“Silence in the face of evil is itself evil: God will not hold us guiltless. Not to speak is to speak. Not to act is to act.”–Dietrich Bonhoeffer
“I’m gonna make a change, for once in my life.” –Michael Jackson
I truly believe that the transformation of society is possible. I believe this so much, in fact, that I enrolled into seminary fully convinced that a love for God, coupled with a commitment to unity and camaraderie, could transcend any ethnic, sexist, or politico-socio-economic border that obstructed human flourishing. With my back to the wind, I embarked on my journey to contribute towards the cultivation of “the Beloved Community.” Yet, seven years after taking those inaugural first steps towards togetherness, I now stand at a great impasse, unsure which road leads home. It is as if I have been swindled into buying what I thought were the five magic beans of brotherhood, only to climb a beanstalk that, inevitably, leads to nowhere.
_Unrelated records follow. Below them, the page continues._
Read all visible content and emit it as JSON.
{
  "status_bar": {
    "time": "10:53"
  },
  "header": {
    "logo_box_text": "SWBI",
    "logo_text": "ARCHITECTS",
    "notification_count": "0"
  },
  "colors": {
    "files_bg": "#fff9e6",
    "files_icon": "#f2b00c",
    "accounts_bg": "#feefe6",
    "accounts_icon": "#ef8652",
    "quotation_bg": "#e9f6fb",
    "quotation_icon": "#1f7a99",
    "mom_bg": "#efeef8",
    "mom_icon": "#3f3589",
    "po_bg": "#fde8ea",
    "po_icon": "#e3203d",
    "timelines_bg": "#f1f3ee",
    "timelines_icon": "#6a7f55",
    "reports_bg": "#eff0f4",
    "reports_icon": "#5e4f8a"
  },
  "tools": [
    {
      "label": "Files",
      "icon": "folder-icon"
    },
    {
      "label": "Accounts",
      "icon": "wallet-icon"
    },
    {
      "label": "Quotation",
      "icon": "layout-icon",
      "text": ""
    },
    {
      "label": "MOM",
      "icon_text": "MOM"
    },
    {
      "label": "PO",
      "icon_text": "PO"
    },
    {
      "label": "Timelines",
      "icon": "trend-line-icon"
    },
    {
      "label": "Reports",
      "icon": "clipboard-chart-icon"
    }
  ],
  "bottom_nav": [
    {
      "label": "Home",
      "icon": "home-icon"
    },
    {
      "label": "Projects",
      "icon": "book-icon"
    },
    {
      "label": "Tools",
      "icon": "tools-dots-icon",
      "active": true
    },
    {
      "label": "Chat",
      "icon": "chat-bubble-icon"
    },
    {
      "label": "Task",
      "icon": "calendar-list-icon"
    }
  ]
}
Now, please do not misunderstand me. I believe in God, today, more than ever and I am more committed to the cause of justice, in all its complexities, more than ever. The ambivalence that now arrests me is not caused by any uncertainty regarding my purpose or sense of calling but, rather, is engendered by the naivety that initially fueled my pursuit towards corporate righteousness. As a young devout follower of Jesus, I fully expected all Christians to speak to the structural injustices of society with the same acerbic tonality of Jesus himself. What I encountered, however, were pastors and leaders who, instead of mobilizing their parishioners to apply the logic of the cross to the imperial structures surrounding them, fervently were committed to the task of narcotizing their parishioners with a noxious spirit of social complacency. As a young seminarian seeking to effect change in society, I fully expected the seminary to be a bastion of prophetic speech and witness. What I encountered, tragically, were institutions more committed to the permeation of the status-quo than the proliferation of subversive righteousness. Instead of being empowered to use our prophetic imaginations to change the world, many of my fellow comrades were proverbially epiduralized with a pernicious spirit of passivity which, to this very day, has rendered many of them socially numb to the cries of the oppressed.
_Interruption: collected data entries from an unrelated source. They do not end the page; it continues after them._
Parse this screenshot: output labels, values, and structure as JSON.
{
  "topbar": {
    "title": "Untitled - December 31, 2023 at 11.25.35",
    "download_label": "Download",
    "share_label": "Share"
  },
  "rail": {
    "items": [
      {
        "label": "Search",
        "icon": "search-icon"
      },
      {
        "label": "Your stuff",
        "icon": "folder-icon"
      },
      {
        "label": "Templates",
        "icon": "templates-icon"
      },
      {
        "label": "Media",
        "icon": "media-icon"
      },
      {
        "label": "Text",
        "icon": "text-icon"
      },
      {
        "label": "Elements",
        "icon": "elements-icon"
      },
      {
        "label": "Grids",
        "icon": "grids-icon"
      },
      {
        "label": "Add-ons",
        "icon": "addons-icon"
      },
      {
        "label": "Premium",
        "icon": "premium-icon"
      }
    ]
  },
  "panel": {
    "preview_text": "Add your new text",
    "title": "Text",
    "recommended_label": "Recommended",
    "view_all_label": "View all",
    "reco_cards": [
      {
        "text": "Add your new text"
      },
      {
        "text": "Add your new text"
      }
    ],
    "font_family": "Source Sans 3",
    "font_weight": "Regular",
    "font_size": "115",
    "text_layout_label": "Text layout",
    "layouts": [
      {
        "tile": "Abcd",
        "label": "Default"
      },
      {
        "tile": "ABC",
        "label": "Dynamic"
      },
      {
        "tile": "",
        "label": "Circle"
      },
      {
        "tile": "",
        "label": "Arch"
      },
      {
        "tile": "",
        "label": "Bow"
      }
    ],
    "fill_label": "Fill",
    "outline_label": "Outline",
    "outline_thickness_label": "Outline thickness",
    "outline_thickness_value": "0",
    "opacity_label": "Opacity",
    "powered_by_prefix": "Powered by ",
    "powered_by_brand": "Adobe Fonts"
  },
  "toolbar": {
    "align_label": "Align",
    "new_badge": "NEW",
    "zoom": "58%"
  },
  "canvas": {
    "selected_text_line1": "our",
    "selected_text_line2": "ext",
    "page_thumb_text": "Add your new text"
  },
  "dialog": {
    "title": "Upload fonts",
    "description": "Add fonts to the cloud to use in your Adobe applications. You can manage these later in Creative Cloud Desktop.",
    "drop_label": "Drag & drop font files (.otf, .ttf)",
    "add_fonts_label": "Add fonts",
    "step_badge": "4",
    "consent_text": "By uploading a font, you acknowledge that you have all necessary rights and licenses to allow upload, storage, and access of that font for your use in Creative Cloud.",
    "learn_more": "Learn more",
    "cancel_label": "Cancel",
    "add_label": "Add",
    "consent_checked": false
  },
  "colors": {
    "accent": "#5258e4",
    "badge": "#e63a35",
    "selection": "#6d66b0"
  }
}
In light of the Ferguson grand jury decision not to indict officer Darren Wilson, it is imperative that all who claim to hold to possess a faith whose origins exist beyond themselves take a long, hard look in the mirror and decide what legacies they will write, not only for themselves, but also for those who will come after them. While Freedom Fighters in Ferguson are currently transforming Missouri jail cells into citadels of redemptive possibility, many ministers around the country are only concerned with turning Golden Corral into a consecrated gluttony workshop following Sunday Service. While a remnant of prophets bare their backs against a system that perpetually militates against hope, I can guarantee you that there is a cadre of ministers somewhere who are currently advocating, of all things, for young preachers to make sure their handkerchief matches their tie (what?!?!). Needless to say, something is seriously wrong within the hallowed halls of faith.
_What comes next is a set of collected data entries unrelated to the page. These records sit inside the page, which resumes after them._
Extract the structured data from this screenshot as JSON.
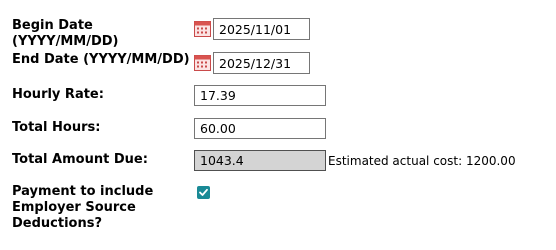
{
  "form": {
    "begin_date": {
      "label_line1": "Begin Date",
      "label_line2": "(YYYY/MM/DD)",
      "value": "2025/11/01",
      "icon": "calendar-icon"
    },
    "end_date": {
      "label": "End Date (YYYY/MM/DD)",
      "value": "2025/12/31",
      "icon": "calendar-icon"
    },
    "hourly_rate": {
      "label": "Hourly Rate:",
      "value": "17.39"
    },
    "total_hours": {
      "label": "Total Hours:",
      "value": "60.00"
    },
    "total_amount_due": {
      "label": "Total Amount Due:",
      "value": "1043.4",
      "estimated_note": "Estimated actual cost: 1200.00"
    },
    "payment_deductions": {
      "label_line1": "Payment to include",
      "label_line2": "Employer Source",
      "label_line3": "Deductions?",
      "checked": true
    }
  },
  "colors": {
    "checkbox_accent": "#1a8a96",
    "readonly_field_bg": "#d4d4d4",
    "calendar_icon": "#d9534f"
  }
}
One of my favorite songs of all-time is Man in the Mirror by the late, great Michael Jackson. I truly feel that Man in the Mirror should be incorporated into the liturgy of many of our congregations. Perhaps, if recited long enough, many of these so-called “leaders of the people” would begin to examine their own motives, repent, and begin to mobilize, for once, the masses to fight for a cause greater than themselves. Though, I would love nothing more than to believe that such a change was in the wind, I am reminded of the words of the late great urban prophet, Tupac Shakur, who lamented “some things will never change” at the end of his classic anthem, “Changes.” In many ways, Changes and Man in the Mirror are, in reality, two-sides of the same coin. Both songs speak to the potential of the human race but also diagnose the apathy and gross indifference that plagues society. Nevertheless, as a minister of the gospel, I choose to believe that our potential will overshadow our apathy. I choose to believe that there is a mirror that awaits every minister of the gospel and, in that mirror, they will discover the truth about themselves and their world. I choose to believe that the criminal miscarriage of justice perpetrated by the Ferguson grand jury has awakened a race of slumbering freedom fighters who refuse to allow injustice to have the final word.
I choose to believe that this climb we have all begun will not be in vain. I have to believe that this beanstalk leads to Somewhere.